Growing great deputies: A mixed methods investigation of the career progression, perceptions and educational leadership practices of deputy principals in secondary schools
thesisposted on 28.03.2022, 20:21 authored by Wanda Snitch
Within the extensive body of literature regarding school leadership and leadership preparation, little attention is afforded to deputy principals (DPs). While the influence of leaders on student learning outcomes is now generally acknowledged, and preparation programs for leaders are increasingly offered, attention is focused almost entirely on principals. This study investigates the career progression and leadership work of deputy principals in secondary schools, as these senior leaders not only form the pipeline for future principals but are assigned significant responsibilities in their current roles. Analysis of the literature in three interrelated areas of inquiry - deputy principals, educational leadership, and preparation and succession - confirms the paucity of research about DPs and implies the need for large-scale empirical studies. This mixed-methods study focuses on deputy principals in government secondary schools in New South Wales, Australia, in 2012-2013. It examines their aspirations, preparation for the role, perceptions of and engagement in educational leadership. In a two-phase design, data are collected in an online questionnaire followed by semi-structured interviews.
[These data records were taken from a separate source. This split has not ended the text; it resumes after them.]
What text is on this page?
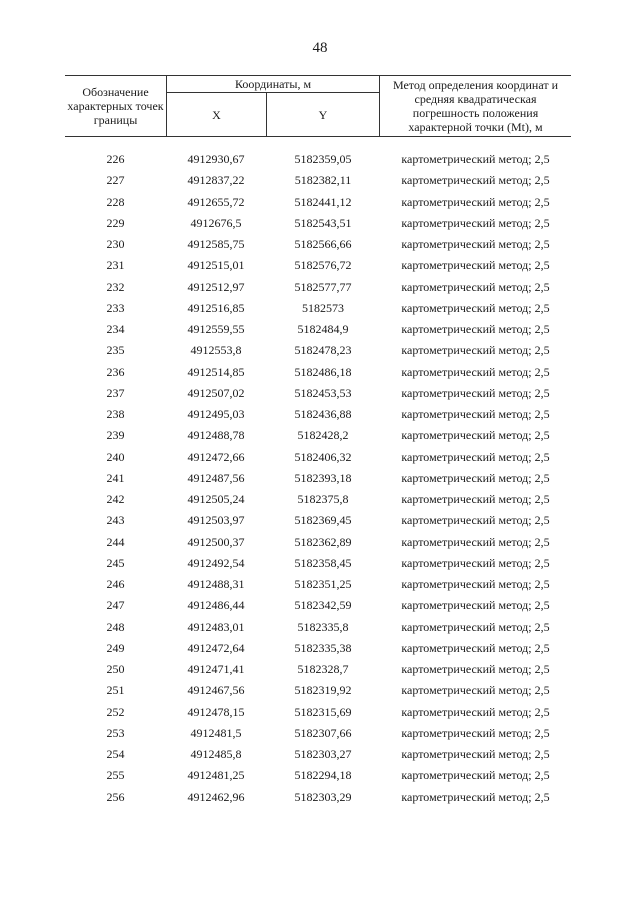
48
Обозначение характерных точек границы
Координаты, м
X	Y
Метод определения координат и средняя квадратическая погрешность положения характерной точки (Mt), м
226	4912930,67	5182359,05	картометрический метод; 2,5
227	4912837,22	5182382,11	картометрический метод; 2,5
228	4912655,72	5182441,12	картометрический метод; 2,5
229	4912676,5	5182543,51	картометрический метод; 2,5
230	4912585,75	5182566,66	картометрический метод; 2,5
231	4912515,01	5182576,72	картометрический метод; 2,5
232	4912512,97	5182577,77	картометрический метод; 2,5
233	4912516,85	5182573	картометрический метод; 2,5
234	4912559,55	5182484,9	картометрический метод; 2,5
235	4912553,8	5182478,23	картометрический метод; 2,5
236	4912514,85	5182486,18	картометрический метод; 2,5
237	4912507,02	5182453,53	картометрический метод; 2,5
238	4912495,03	5182436,88	картометрический метод; 2,5
239	4912488,78	5182428,2	картометрический метод; 2,5
240	4912472,66	5182406,32	картометрический метод; 2,5
241	4912487,56	5182393,18	картометрический метод; 2,5
242	4912505,24	5182375,8	картометрический метод; 2,5
243	4912503,97	5182369,45	картометрический метод; 2,5
244	4912500,37	5182362,89	картометрический метод; 2,5
245	4912492,54	5182358,45	картометрический метод; 2,5
246	4912488,31	5182351,25	картометрический метод; 2,5
247	4912486,44	5182342,59	картометрический метод; 2,5
248	4912483,01	5182335,8	картометрический метод; 2,5
249	4912472,64	5182335,38	картометрический метод; 2,5
250	4912471,41	5182328,7	картометрический метод; 2,5
251	4912467,56	5182319,92	картометрический метод; 2,5
252	4912478,15	5182315,69	картометрический метод; 2,5
253	4912481,5	5182307,66	картометрический метод; 2,5
254	4912485,8	5182303,27	картометрический метод; 2,5
255	4912481,25	5182294,18	картометрический метод; 2,5
256	4912462,96	5182303,29	картометрический метод; 2,5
The concept of educational leadership in operationalised in a new self-assessment scale, allowing insights into the specific types of activities engaged in by DPs. Results from quantitative and qualitative data analysis are integrated to generate inferences. Findings suggest that these deputies experienced only ad hoc preparation for their role, requiring no formal learning, and that only about half aspired to the principalship. Participantss' perceptions of educational leadership were not fully aligned with current literature, and their leadership efforts were largely directed to activities which the research suggests have limited direct impact on student learning. Recommendations are made for further research into leadership in the secondary context, including the potential contribution of 'career deputies'. Urgent review of leadership preparation, recruitment and development policies is recommended.